Der Vermieter hat zwölf Monate Zeit, seine Kosten auf die Mieter umzulegen. Verspätet er sich, ist die Forderung unwirksam und muss nicht bezahlt werden. Auch Mieter haben zwölf Monate Zeit, der Nebenkostenabrechnung zu widersprechen, egal ob sie bereits bezahlt haben oder nicht.
Um böse Überraschungen zu vermeiden, können nicht nur Vermieter, sondern auch Mieter ihre Abschläge - also die Vorauszahlungen auf die Nebenkosten - für das Folgejahr erhöhen. So fällt die Nachzahlung auf jeden Fall niedriger aus.
Was gehört nicht in die Betriebskosten?
Einige Kosten haben in der Betriebs- oder Nebenkostenabrechnung überhaupt nichts zu suchen: Reparaturen, auch wenn sie der Hausmeister erledigt. Sollte der Hausmeister Reparaturen ausführen, so muss der Vermieter diese Leistung aus dessen Gehalt herausrechnen, denn sie darf nicht in den Nebenkosten erscheinen.
Auch Hausverwaltung, die Rechtsschutzversicherung des Vermieters oder dessen Bank- und Kontogebühren sowie Mietkosten für Geräte wie Feuerlöscher dürfen nicht berechnet werden.
Lieber Hilfe holen, als zu viel zahlen
"Nebenkostenabrechnungen sind bei uns in den letzten Jahren der Renner geworden", sagt Dietrich Rühle vom Mieterverein, "das war früher nicht so". Wahrscheinlich liegt das an den gestiegenen Preisen für Energie. Hier lohnt es sich, heute mehr als noch vor einigen Jahren, die Nebenkosten prüfen zu lassen. "Aber unsere Mitglieder kommen auch mit anderen Problemen, mit der Kündigung vom Vermieter oder mit Schikane", so Rühle.
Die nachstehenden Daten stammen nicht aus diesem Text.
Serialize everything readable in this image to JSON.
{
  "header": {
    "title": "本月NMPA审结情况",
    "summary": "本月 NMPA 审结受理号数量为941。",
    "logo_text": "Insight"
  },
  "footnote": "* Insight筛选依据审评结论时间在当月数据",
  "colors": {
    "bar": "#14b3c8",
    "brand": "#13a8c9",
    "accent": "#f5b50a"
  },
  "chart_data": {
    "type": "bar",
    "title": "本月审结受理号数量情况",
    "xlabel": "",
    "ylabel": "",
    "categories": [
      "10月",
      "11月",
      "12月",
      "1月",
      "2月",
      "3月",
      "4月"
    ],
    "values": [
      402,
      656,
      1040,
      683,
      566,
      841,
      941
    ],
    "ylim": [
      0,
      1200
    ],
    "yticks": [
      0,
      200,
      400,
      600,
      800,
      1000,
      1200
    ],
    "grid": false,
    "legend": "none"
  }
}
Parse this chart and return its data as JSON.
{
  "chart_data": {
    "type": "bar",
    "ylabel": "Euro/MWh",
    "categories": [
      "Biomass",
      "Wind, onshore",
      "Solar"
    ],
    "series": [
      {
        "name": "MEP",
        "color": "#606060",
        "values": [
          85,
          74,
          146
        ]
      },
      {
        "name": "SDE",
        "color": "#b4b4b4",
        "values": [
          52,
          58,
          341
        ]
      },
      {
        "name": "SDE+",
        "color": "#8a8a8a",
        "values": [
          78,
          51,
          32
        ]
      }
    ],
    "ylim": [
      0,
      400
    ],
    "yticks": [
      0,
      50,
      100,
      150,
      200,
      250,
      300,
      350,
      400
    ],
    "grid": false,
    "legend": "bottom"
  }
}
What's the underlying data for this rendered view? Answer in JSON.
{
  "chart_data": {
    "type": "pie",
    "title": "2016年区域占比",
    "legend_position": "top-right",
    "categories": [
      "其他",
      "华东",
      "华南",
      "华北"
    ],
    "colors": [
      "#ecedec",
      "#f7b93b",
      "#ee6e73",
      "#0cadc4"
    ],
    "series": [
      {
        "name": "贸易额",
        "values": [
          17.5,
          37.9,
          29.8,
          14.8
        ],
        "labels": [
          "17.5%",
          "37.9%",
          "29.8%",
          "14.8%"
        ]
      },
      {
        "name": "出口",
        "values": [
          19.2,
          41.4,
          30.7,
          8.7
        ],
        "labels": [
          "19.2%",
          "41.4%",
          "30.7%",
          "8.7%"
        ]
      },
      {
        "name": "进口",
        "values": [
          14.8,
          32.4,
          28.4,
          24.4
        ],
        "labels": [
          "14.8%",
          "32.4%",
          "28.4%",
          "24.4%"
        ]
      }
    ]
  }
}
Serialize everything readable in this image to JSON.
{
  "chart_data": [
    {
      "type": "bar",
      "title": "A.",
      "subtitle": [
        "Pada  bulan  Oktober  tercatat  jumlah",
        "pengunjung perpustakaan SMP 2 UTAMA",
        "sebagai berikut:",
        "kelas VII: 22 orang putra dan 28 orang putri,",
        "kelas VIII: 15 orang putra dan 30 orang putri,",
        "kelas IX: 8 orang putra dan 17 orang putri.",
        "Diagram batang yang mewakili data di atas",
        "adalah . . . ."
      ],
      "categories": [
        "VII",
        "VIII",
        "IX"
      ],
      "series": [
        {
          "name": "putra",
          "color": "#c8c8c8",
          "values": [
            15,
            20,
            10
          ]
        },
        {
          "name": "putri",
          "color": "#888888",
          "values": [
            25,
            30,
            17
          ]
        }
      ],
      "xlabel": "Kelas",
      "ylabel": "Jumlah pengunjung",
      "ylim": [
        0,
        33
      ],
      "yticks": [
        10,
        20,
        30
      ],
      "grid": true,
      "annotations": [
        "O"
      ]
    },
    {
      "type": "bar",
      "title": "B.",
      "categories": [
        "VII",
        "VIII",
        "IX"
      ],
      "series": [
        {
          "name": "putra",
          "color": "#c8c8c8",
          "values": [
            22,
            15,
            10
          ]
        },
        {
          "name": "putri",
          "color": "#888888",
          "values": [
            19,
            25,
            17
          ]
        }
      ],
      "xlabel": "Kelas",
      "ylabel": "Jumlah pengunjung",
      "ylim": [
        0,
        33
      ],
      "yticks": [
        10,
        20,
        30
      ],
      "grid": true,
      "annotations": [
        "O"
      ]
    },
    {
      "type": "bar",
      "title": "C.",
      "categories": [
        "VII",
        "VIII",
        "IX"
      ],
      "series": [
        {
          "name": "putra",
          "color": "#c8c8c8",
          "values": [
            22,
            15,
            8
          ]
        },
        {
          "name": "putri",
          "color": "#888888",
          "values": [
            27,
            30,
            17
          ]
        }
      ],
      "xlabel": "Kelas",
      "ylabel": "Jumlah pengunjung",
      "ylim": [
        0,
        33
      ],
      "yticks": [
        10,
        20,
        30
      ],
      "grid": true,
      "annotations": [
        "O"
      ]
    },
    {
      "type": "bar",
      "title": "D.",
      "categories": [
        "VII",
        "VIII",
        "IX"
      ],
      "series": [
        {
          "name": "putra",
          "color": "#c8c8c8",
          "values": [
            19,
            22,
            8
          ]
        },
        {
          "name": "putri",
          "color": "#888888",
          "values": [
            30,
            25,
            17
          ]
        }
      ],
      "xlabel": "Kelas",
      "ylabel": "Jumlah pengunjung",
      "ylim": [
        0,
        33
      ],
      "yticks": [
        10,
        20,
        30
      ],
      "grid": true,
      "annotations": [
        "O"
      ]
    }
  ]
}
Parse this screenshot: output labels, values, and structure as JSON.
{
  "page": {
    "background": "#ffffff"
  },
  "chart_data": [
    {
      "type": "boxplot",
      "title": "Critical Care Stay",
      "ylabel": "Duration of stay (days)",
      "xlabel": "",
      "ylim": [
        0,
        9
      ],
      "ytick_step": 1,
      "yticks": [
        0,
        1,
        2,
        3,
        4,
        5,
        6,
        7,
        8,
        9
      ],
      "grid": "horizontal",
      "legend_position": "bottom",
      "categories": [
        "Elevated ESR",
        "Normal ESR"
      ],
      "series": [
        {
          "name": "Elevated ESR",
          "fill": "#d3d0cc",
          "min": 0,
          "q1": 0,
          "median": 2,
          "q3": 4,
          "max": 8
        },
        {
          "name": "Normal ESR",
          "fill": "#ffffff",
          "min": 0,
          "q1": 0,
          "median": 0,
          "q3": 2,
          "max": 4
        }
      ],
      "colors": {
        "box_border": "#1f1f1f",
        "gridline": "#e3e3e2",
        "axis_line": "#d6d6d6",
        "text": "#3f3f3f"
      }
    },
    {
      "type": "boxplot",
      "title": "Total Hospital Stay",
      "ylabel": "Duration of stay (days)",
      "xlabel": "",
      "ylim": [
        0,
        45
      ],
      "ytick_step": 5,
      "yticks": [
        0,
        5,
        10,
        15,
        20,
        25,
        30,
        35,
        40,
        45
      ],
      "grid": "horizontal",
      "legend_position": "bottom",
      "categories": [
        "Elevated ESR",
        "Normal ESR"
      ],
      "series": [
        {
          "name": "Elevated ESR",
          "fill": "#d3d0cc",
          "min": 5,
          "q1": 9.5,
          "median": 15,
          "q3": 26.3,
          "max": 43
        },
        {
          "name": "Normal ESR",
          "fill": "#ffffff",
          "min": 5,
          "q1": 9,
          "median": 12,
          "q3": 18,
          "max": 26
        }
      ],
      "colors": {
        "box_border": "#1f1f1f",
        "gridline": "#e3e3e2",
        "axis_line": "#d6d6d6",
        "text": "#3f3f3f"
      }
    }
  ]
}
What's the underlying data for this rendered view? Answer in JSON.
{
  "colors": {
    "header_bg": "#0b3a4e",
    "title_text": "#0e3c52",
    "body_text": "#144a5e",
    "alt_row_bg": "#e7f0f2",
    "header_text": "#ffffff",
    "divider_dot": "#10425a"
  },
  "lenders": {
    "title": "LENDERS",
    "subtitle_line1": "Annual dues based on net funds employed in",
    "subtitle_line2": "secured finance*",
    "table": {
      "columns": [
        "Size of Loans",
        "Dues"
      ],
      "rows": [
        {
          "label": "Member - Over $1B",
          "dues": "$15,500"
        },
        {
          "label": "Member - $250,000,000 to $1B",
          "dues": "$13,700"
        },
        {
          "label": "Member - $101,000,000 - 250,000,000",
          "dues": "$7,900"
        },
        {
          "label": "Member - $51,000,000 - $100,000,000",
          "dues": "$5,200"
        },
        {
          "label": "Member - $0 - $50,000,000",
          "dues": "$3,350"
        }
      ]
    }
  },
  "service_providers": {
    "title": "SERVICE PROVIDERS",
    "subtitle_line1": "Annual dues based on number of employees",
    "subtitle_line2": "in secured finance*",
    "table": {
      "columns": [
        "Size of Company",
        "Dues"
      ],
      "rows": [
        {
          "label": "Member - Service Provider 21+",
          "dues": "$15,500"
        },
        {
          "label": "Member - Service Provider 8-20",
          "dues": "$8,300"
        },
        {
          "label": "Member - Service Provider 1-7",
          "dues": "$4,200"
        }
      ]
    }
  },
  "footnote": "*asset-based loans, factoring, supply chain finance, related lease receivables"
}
Oft sei es auch hier besser, eine dritte Partei auf den Streit schauen zu lassen. "Nur wenn unsere Mitglieder mit Nachbarschaftsstreitigkeiten kommen, sind uns die Hände gebunden - vor allem, wenn beide Parteien bei uns Mitglied sind. Ein paar schlichtende Worte hätten wir aber auch in diesem Fall."